Magnus Hirschfeld Superstar?: Von wegen – seine dunklen Seiten werden längst aufgearbeitet

Wird bei Magnus Hirschfelds Ehrung als Mitbegründer der queeren Emanzipationsbewegung etwas übersehen? Nein: Denn seine schwierigen Positionen zur Eugenik werden ebenfalls erforscht.

Ein Gastbeitrag von Rainer Herrn

Stand:

Wofür steht Magnus Hirschfeld heute? Der Sexualwissenschaftler ist zweifelsohne eine Legende, begründete er doch das Fach zu Beginn des 20. Jahrhunderts mit und war gleichzeitig eine der prägenden Figuren der ersten deutschen Homosexuellenbewegung. Gerade erst wurde anlässlich seines Geburts- und Todestages, die beide auf den 14. Mai fallen, in Berlin zum ersten Mal ein Hirschfeld-Gedenktag gefeiert. Doch wird seine Person inzwischen überhöht?

Das beklagte unlängst die Tagesspiegel-Kolumnistin Debora Antmann. Unter der Überschrift „Magnus Hirschfeld Superstar“ schrieb sie, es sei „nicht zu ertragen“, dass die „dunklen Kapitel“ des Sexualwissenschaftlers und -reformers anlässlich der Würdigungen nicht erwähnt würden. Denn Hirschfeld sei nicht nur „Vorkämpfer für die Rechte von Queers“, sondern gleichzeitig „Befürworter der Eugenik“, der die „Zwangssterilisation als eugenisch vorbeugende Maßnahme bei Menschen“ legalisieren wollte.

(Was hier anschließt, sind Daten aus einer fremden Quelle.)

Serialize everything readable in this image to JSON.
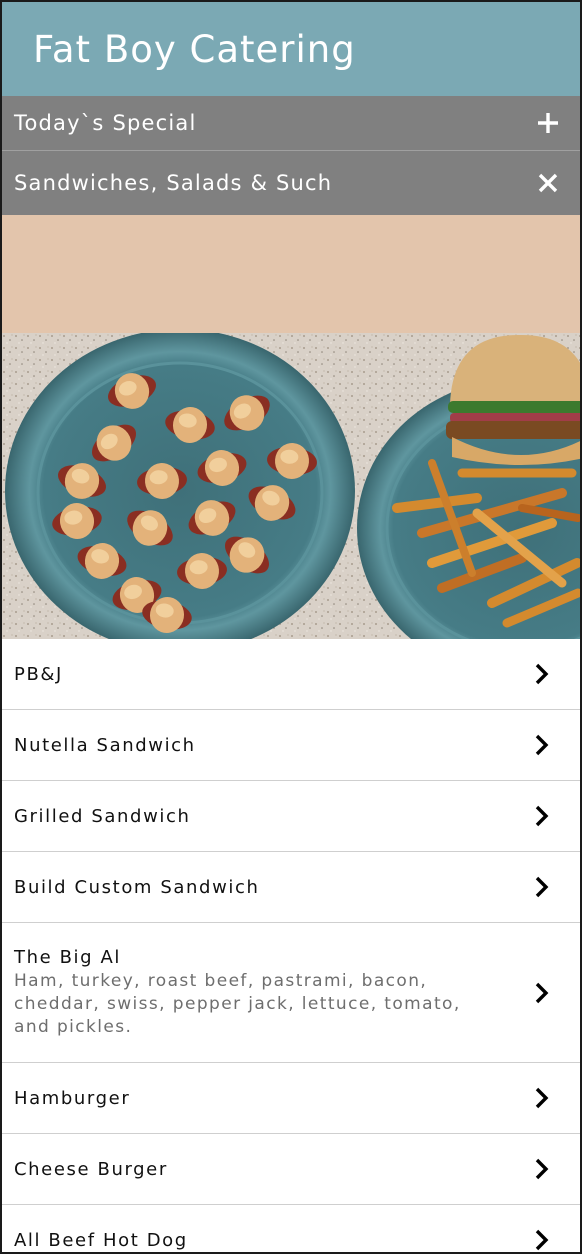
{
  "header": {
    "title": "Fat Boy Catering",
    "bg_color": "#7ba9b4"
  },
  "sections": [
    {
      "label": "Today`s Special",
      "icon": "plus-icon",
      "expanded": false
    },
    {
      "label": "Sandwiches, Salads & Such",
      "icon": "close-icon",
      "expanded": true
    }
  ],
  "banner": {
    "band_color": "#e3c5ac",
    "image": "photo of pigs in a blanket on a blue plate next to a burger with fries"
  },
  "menu": {
    "items": [
      {
        "name": "PB&J",
        "description": ""
      },
      {
        "name": "Nutella Sandwich",
        "description": ""
      },
      {
        "name": "Grilled Sandwich",
        "description": ""
      },
      {
        "name": "Build Custom Sandwich",
        "description": ""
      },
      {
        "name": "The Big Al",
        "description": "Ham, turkey, roast beef, pastrami, bacon, cheddar, swiss, pepper jack, lettuce, tomato, and pickles."
      },
      {
        "name": "Hamburger",
        "description": ""
      },
      {
        "name": "Cheese Burger",
        "description": ""
      },
      {
        "name": "All Beef Hot Dog",
        "description": ""
      }
    ],
    "item_icon": "chevron-right-icon"
  }
}
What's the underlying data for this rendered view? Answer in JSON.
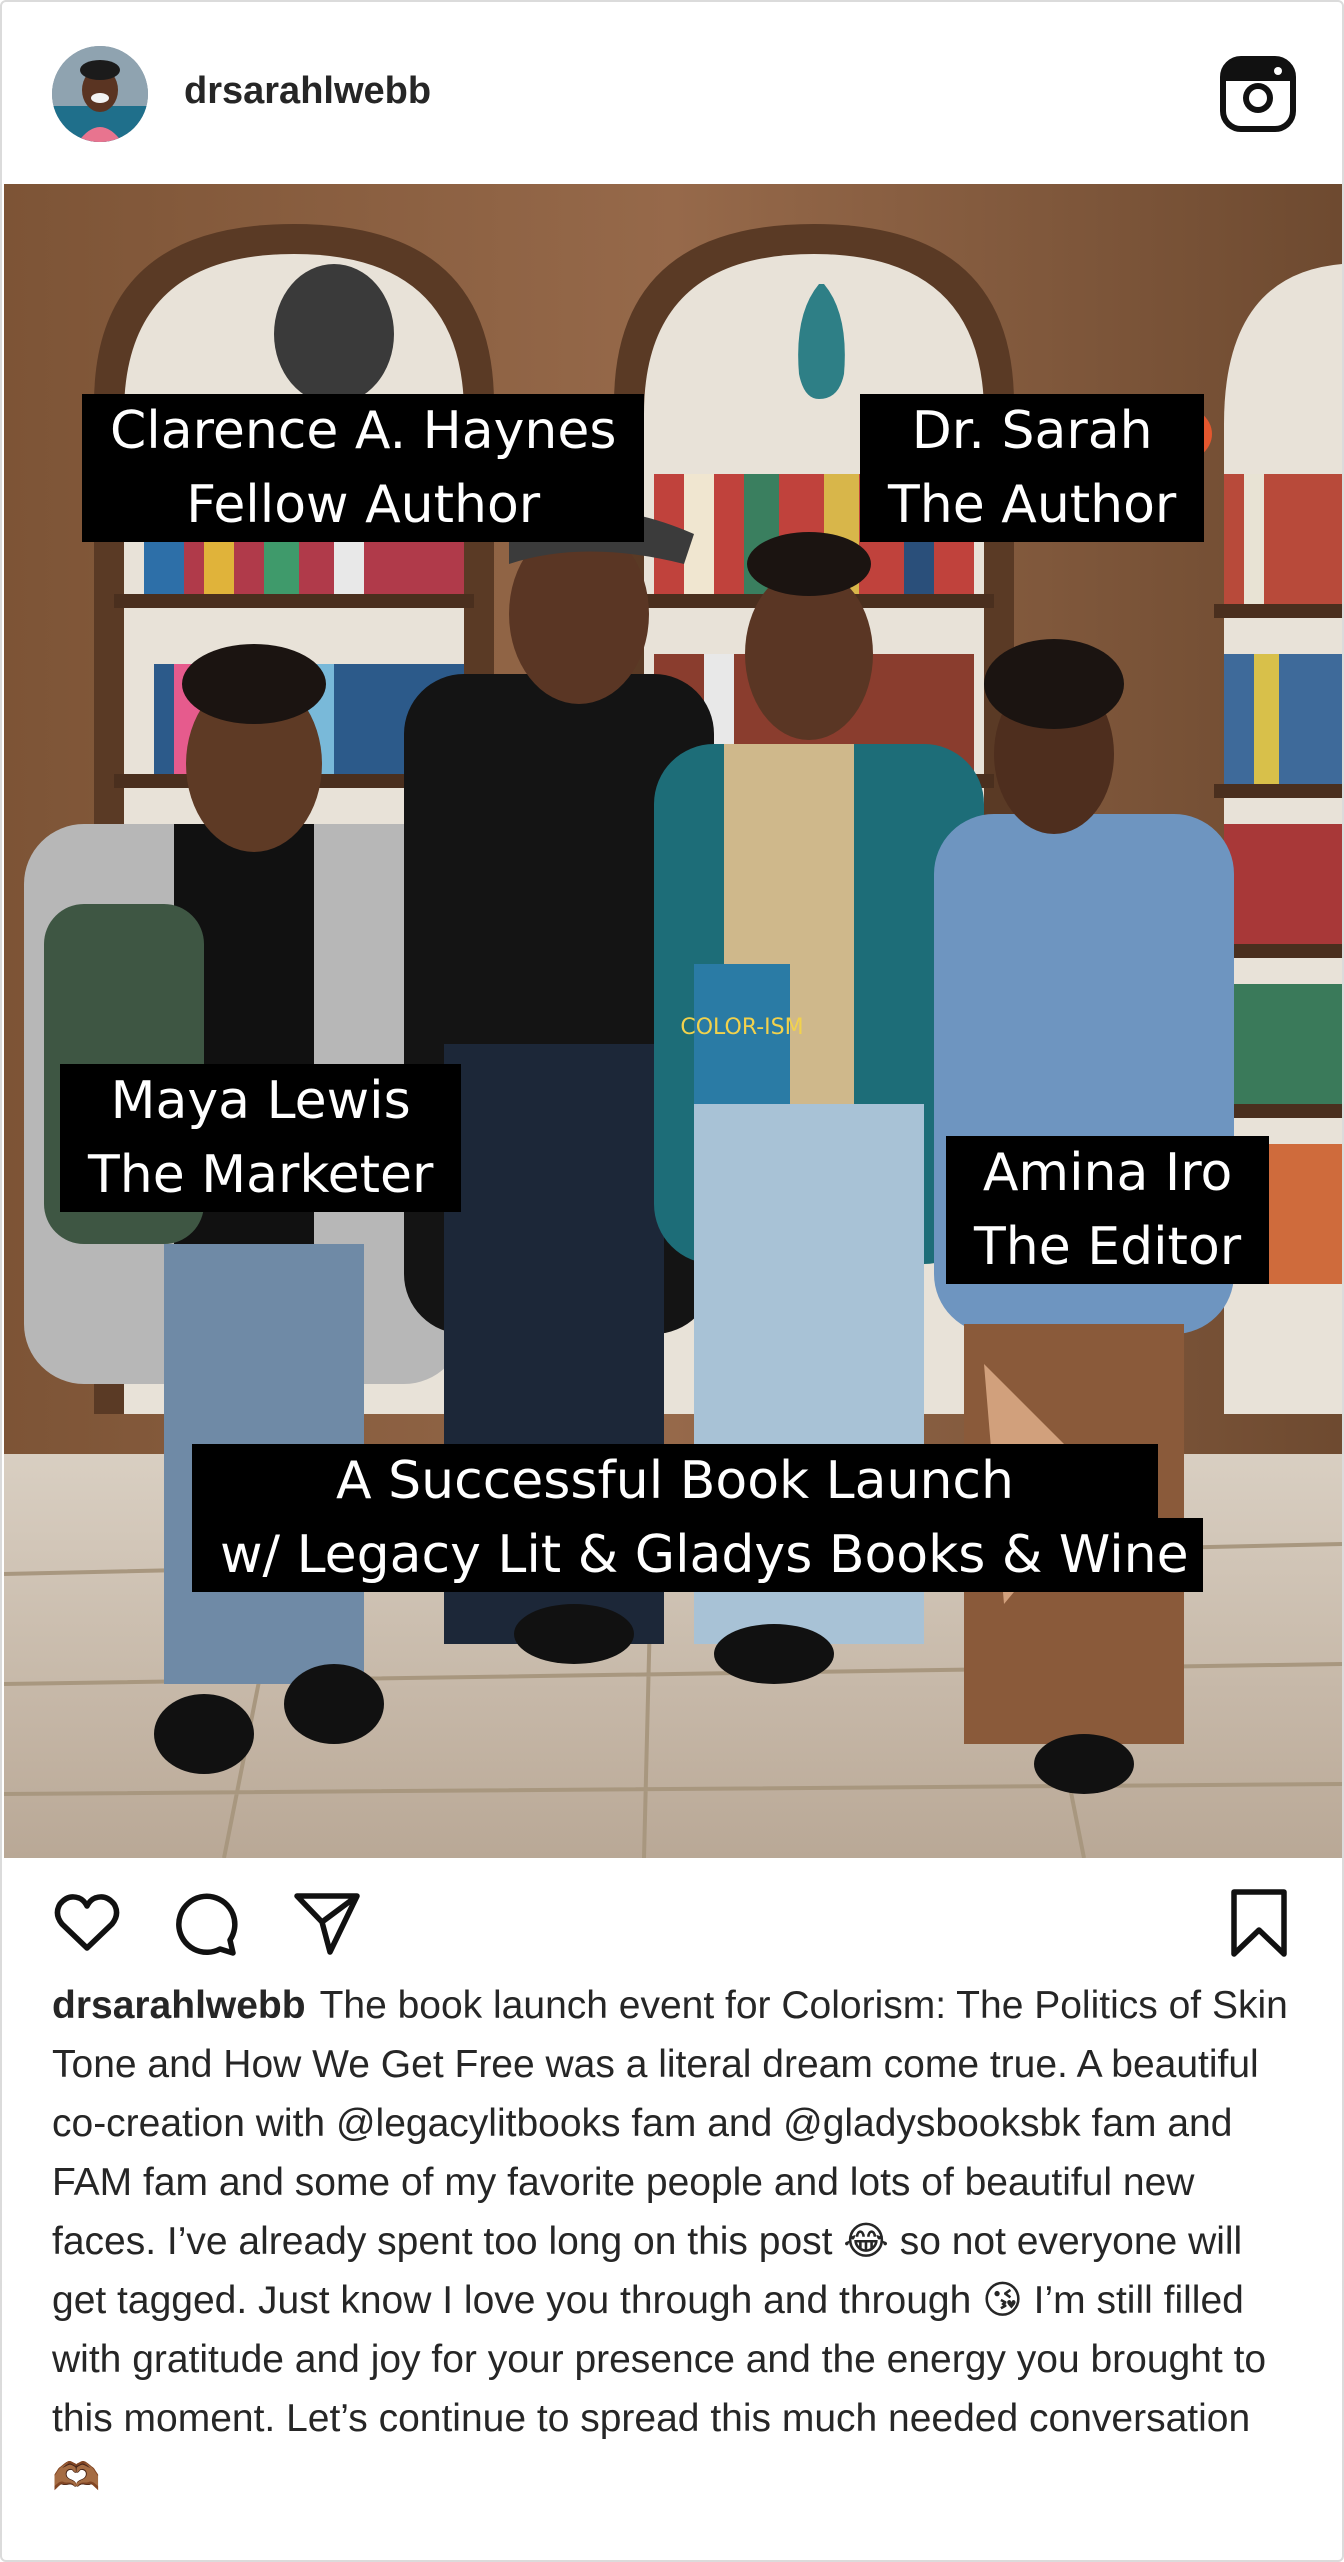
{
  "post": {
    "username": "drsarahlwebb",
    "photo_labels": {
      "clarence_name": "Clarence A. Haynes",
      "clarence_role": "Fellow Author",
      "sarah_name": "Dr. Sarah",
      "sarah_role": "The Author",
      "maya_name": "Maya Lewis",
      "maya_role": "The Marketer",
      "amina_name": "Amina Iro",
      "amina_role": "The Editor",
      "banner_line1": "A Successful Book Launch",
      "banner_line2": "w/ Legacy Lit & Gladys Books & Wine"
    },
    "book_cover_text": "COLOR-ISM",
    "caption": {
      "username": "drsarahlwebb",
      "text": "The book launch event for Colorism: The Politics of Skin Tone and How We Get Free was a literal dream come true. A beautiful co-creation with @legacylitbooks fam and @gladysbooksbk fam and FAM fam and some of my favorite people and lots of beautiful new faces. I’ve already spent too long on this post 😂 so not everyone will get tagged. Just know I love you through and through 😘 I’m still filled with gratitude and joy for your presence and the energy you brought to this moment. Let’s continue to spread this much needed conversation 🫶🏾"
    }
  },
  "icons": {
    "header_right": "instagram-icon",
    "like": "heart-icon",
    "comment": "comment-icon",
    "share": "send-icon",
    "save": "bookmark-icon"
  },
  "colors": {
    "text": "#262626",
    "border": "#dbdbdb",
    "label_bg": "#000000",
    "label_text": "#ffffff"
  }
}
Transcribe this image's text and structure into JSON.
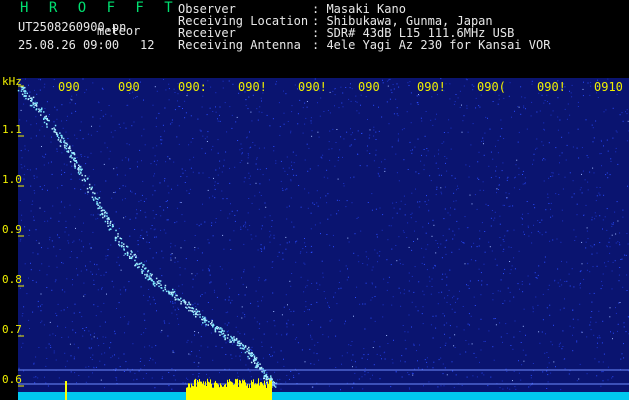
{
  "header": {
    "app_title": "H R O F F T",
    "filename": "UT2508260900.pn",
    "tag": "meteor",
    "datetime": "25.08.26 09:00",
    "count": "12",
    "info": [
      {
        "label": "Observer",
        "value": ": Masaki Kano"
      },
      {
        "label": "Receiving Location",
        "value": ": Shibukawa, Gunma, Japan"
      },
      {
        "label": "Receiver",
        "value": ": SDR# 43dB L15 111.6MHz USB"
      },
      {
        "label": "Receiving Antenna",
        "value": ": 4ele Yagi Az 230 for Kansai VOR"
      }
    ]
  },
  "spectrogram": {
    "y_unit": "kHz",
    "y_ticks": [
      "1.1",
      "1.0",
      "0.9",
      "0.8",
      "0.7",
      "0.6"
    ],
    "x_ticks": [
      "090",
      "090",
      "090:",
      "090!",
      "090!",
      "090",
      "090!",
      "090(",
      "090!",
      "0910"
    ],
    "colors": {
      "background": "#0a1470",
      "noise": "#2a4cff",
      "trace": "#7fe8ff",
      "baseline": "#00d8ff",
      "burst": "#ffff00",
      "axis": "#f0f000"
    }
  }
}
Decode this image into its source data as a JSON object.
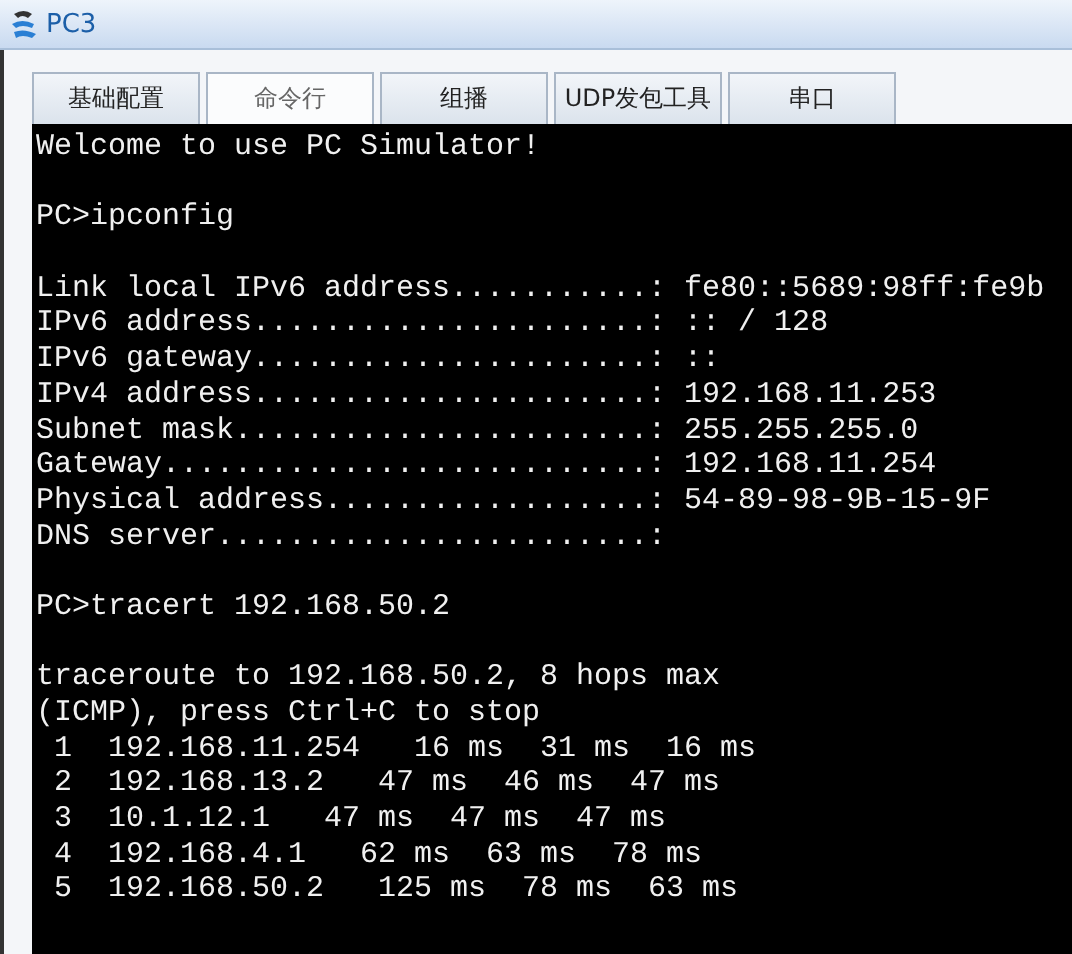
{
  "window": {
    "title": "PC3"
  },
  "tabs": [
    {
      "label": "基础配置",
      "selected": false
    },
    {
      "label": "命令行",
      "selected": true
    },
    {
      "label": "组播",
      "selected": false
    },
    {
      "label": "UDP发包工具",
      "selected": false
    },
    {
      "label": "串口",
      "selected": false
    }
  ],
  "terminal": {
    "blocks": [
      [
        "Welcome to use PC Simulator!"
      ],
      [
        "PC>ipconfig"
      ],
      [
        "Link local IPv6 address...........: fe80::5689:98ff:fe9b",
        "IPv6 address......................: :: / 128",
        "IPv6 gateway......................: ::",
        "IPv4 address......................: 192.168.11.253",
        "Subnet mask.......................: 255.255.255.0",
        "Gateway...........................: 192.168.11.254",
        "Physical address..................: 54-89-98-9B-15-9F",
        "DNS server........................:"
      ],
      [
        "PC>tracert 192.168.50.2"
      ],
      [
        "traceroute to 192.168.50.2, 8 hops max",
        "(ICMP), press Ctrl+C to stop",
        " 1  192.168.11.254   16 ms  31 ms  16 ms",
        " 2  192.168.13.2   47 ms  46 ms  47 ms",
        " 3  10.1.12.1   47 ms  47 ms  47 ms",
        " 4  192.168.4.1   62 ms  63 ms  78 ms",
        " 5  192.168.50.2   125 ms  78 ms  63 ms"
      ]
    ]
  }
}
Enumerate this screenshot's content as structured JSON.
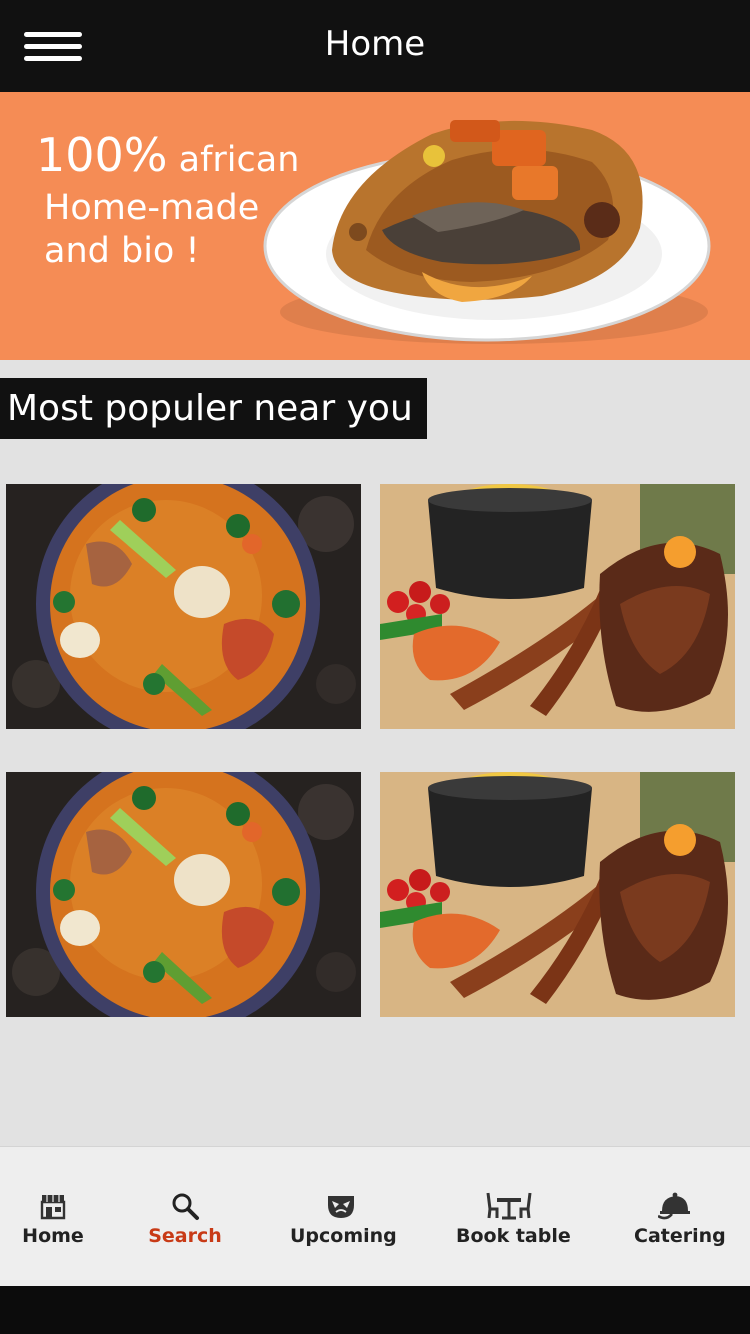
{
  "header": {
    "title": "Home",
    "menu_icon": "hamburger-menu-icon"
  },
  "banner": {
    "line1_big": "100%",
    "line1_small": " african",
    "line2": "Home-made",
    "line3": "and bio !",
    "background_color": "#f58c55"
  },
  "section": {
    "heading": "Most populer near you"
  },
  "grid": {
    "items": [
      {
        "image": "soup-bowl-image"
      },
      {
        "image": "grilled-meat-image"
      },
      {
        "image": "soup-bowl-image"
      },
      {
        "image": "grilled-meat-image"
      }
    ]
  },
  "nav": {
    "active": "Search",
    "active_color": "#c83a16",
    "items": [
      {
        "label": "Home",
        "icon": "storefront-icon"
      },
      {
        "label": "Search",
        "icon": "search-icon"
      },
      {
        "label": "Upcoming",
        "icon": "mask-icon"
      },
      {
        "label": "Book table",
        "icon": "table-chairs-icon"
      },
      {
        "label": "Catering",
        "icon": "cloche-icon"
      }
    ]
  }
}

Was ist dran an diesem Vorwurf des Verschweigens und der Hagiographie? Tatsächlich brauchen wir keine Heldenverehrung. Zwar ist unbestritten, dass sich Hirschfeld zeitlebens wissenschaftlich und politisch für die sexuellen Selbstbestimmungsrechte aller Menschen, egal ob queer oder nicht, eingesetzt hat, bis ihn die Nazis ins Exil trieben und sein 1919 gegründetes Institut für Sexualwissenschaft am 6. Mai 1933 als Auftakt zur Bücherverbrennung medienwirksam plünderten.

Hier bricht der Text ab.